Con un capital de un millón de piedras de tinta, quizás después de unas cuantas transacciones, tendría decenas de millones.

—No, el Anillo del Dragón Enroscado refina todo y lo convierte en niebla dorada. ¿Cómo hago para que se condense en una perla dorada? —Linley no sabía cómo hacer que la niebla dorada se unificara.

Esa niebla dorada era en realidad la esencia del alma. Linley no podía comprimirla por sí mismo. Su poder divino no podía tocarla, pero su energía espiritual sí podía. Sin embargo, cuando su energía espiritual se acercaba, absorbía automáticamente esa niebla dorada, fortaleciendo su propia alma.

—Qué lástima. Aunque tengo este método para ganar dinero, no sé cómo hacer que la niebla dorada se condense en una perla dorada —suspiró Linley para sus adentros.

La refinación, purificación y compresión de la esencia del alma eran una habilidad de las reglas de la muerte.

Linley pensó en guardar la niebla dorada en una esfera de cristal.

Seguramente, alguien compraría una esfera de cristal con niebla dorada. Tal vez a un precio más bajo que una perla dorada del alma, pero aún así podría ganar mucho.

Pero...

—Aunque puedo hacer que la niebla dorada salga del Anillo del Dragón Enroscado, en cuanto sale, se disipa. No puedo controlarla fuera del anillo, así que no puedo hacer que entre en una esfera de cristal —Linley se sentía frustrado.

No podía manejar esa niebla dorada.

No conocía las reglas de la muerte, así que cuando su energía espiritual tocaba la esencia del alma, la absorbía automáticamente. Quizás alguien que conociera las reglas de la muerte podría hacerlo, pero esas personas no podrían controlar el Anillo del Dragón Enroscado.

—Bueno, con que pueda fortalecer mi propia alma, ya es suficiente —Linley no le dio demasiada importancia.

Había venido al Infierno para crecer y superarse.

¿Y el dinero? Con que alcanzara para vivir, estaba bien.

—Dame diez de estos cristales púrpura —dijo Linley en voz alta.

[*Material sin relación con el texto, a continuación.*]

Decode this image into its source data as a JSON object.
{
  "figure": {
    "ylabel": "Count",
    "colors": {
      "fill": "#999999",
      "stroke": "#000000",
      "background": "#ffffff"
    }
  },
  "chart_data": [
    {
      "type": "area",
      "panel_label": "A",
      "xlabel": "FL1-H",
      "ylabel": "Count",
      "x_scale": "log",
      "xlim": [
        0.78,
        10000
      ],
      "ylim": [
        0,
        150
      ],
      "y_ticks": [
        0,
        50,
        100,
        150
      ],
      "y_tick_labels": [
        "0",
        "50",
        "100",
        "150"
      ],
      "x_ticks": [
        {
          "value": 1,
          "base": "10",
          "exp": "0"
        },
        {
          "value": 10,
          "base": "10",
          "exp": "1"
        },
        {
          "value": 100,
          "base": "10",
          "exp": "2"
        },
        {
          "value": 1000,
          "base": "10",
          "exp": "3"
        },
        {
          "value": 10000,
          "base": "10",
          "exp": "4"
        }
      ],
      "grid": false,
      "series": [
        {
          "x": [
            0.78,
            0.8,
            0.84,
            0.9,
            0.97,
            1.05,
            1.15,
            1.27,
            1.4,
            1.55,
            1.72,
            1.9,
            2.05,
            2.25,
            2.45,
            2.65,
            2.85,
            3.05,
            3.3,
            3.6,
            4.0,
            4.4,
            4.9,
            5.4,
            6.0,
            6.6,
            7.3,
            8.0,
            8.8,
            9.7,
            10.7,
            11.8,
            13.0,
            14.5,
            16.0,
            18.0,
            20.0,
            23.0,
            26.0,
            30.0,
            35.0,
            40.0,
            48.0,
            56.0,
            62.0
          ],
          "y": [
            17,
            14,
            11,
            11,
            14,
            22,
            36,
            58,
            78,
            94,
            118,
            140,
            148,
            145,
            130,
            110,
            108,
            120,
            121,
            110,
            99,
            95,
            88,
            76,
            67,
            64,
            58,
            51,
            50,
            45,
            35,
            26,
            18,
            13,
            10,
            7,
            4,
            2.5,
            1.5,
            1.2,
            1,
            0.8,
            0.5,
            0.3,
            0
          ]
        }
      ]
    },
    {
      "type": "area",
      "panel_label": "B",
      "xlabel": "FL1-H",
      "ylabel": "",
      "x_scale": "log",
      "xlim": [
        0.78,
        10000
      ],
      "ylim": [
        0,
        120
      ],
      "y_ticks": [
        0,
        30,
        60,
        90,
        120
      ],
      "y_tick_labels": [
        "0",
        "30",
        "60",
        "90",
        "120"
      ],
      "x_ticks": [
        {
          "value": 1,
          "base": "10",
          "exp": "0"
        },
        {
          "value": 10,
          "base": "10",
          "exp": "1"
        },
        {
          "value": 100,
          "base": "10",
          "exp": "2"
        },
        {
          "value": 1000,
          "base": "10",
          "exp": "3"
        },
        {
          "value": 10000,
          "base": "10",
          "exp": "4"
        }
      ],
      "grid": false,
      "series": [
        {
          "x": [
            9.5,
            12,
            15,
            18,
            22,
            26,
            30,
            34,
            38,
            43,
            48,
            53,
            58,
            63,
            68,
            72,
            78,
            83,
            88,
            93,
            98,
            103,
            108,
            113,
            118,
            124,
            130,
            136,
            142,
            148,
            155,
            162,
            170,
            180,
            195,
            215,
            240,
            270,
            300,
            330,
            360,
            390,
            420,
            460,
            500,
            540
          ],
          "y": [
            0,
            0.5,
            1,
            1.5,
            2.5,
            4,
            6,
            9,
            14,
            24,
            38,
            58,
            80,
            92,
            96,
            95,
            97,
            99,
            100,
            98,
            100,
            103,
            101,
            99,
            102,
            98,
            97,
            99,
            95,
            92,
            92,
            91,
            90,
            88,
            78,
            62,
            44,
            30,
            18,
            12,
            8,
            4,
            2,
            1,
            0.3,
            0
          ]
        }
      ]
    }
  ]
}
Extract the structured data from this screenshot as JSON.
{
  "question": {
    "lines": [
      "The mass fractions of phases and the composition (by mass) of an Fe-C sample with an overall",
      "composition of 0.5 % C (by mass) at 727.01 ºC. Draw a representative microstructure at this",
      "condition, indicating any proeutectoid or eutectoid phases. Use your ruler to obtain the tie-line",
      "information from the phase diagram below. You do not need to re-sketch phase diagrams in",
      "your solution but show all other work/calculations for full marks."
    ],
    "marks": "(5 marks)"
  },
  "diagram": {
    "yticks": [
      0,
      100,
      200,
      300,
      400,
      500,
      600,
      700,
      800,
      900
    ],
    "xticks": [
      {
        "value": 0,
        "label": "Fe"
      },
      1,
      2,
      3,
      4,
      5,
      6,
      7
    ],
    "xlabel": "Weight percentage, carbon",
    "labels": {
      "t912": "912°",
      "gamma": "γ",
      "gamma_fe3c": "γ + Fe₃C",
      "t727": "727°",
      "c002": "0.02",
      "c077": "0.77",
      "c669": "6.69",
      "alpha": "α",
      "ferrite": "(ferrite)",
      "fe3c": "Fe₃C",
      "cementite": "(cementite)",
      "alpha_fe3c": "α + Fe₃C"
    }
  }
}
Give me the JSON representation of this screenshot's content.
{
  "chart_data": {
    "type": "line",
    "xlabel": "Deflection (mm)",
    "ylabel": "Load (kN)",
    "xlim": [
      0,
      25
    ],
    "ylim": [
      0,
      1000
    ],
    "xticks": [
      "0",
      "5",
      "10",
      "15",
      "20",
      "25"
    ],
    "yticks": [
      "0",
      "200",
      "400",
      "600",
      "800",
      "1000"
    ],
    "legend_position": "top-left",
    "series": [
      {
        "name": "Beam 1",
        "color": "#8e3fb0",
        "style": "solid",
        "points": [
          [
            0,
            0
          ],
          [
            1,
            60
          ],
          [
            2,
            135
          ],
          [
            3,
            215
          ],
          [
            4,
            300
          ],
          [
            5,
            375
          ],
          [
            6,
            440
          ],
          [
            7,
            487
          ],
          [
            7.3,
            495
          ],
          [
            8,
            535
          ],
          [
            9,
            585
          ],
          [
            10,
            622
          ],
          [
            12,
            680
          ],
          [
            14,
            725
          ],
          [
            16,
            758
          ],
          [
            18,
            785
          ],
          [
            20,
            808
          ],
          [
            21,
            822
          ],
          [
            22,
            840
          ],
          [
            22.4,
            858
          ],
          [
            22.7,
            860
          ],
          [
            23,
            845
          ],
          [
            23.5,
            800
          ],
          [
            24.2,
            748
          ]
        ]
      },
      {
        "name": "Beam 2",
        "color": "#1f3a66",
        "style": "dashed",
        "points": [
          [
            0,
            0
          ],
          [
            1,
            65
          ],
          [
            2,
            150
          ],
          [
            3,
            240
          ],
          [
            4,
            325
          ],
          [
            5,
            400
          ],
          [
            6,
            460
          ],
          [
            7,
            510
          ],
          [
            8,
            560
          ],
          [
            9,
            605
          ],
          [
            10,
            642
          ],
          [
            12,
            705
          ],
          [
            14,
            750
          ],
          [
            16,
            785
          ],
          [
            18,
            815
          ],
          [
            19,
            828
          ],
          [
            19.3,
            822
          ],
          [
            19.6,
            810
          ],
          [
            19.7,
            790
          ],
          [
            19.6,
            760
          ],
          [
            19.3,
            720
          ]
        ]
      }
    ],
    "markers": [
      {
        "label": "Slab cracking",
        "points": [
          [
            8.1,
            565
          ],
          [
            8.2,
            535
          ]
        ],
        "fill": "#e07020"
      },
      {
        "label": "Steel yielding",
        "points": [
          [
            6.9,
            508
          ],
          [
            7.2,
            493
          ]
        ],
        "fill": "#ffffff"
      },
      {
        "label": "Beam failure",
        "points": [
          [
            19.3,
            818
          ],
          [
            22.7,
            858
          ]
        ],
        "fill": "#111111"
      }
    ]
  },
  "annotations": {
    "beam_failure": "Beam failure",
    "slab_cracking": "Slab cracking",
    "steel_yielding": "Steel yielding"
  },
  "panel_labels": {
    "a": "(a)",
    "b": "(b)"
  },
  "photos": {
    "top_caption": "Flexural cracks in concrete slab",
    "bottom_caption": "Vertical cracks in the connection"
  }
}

Cuanto más fuerte fuera su alma, más rápido podría cultivar y más poderosos serían sus ataques espirituales.

No iba a escatimar en eso.

—¿Cristales púrpura? —El empleado de túnica púrpura se mostró confundido. Refinar cristales púrpura era complicado; con comprar uno bastaba. ¿Por qué diez?

Pero el empleado no le dio importancia: "Quizás es muy pobre y prefiere perder tiempo absorbiendo cristales púrpura lentamente en lugar de comprar perlas doradas del alma." Pero nunca imaginó que Linley tenía un artefacto divino principal, y que podía refinar cristales púrpura al instante, extrayendo la esencia del alma.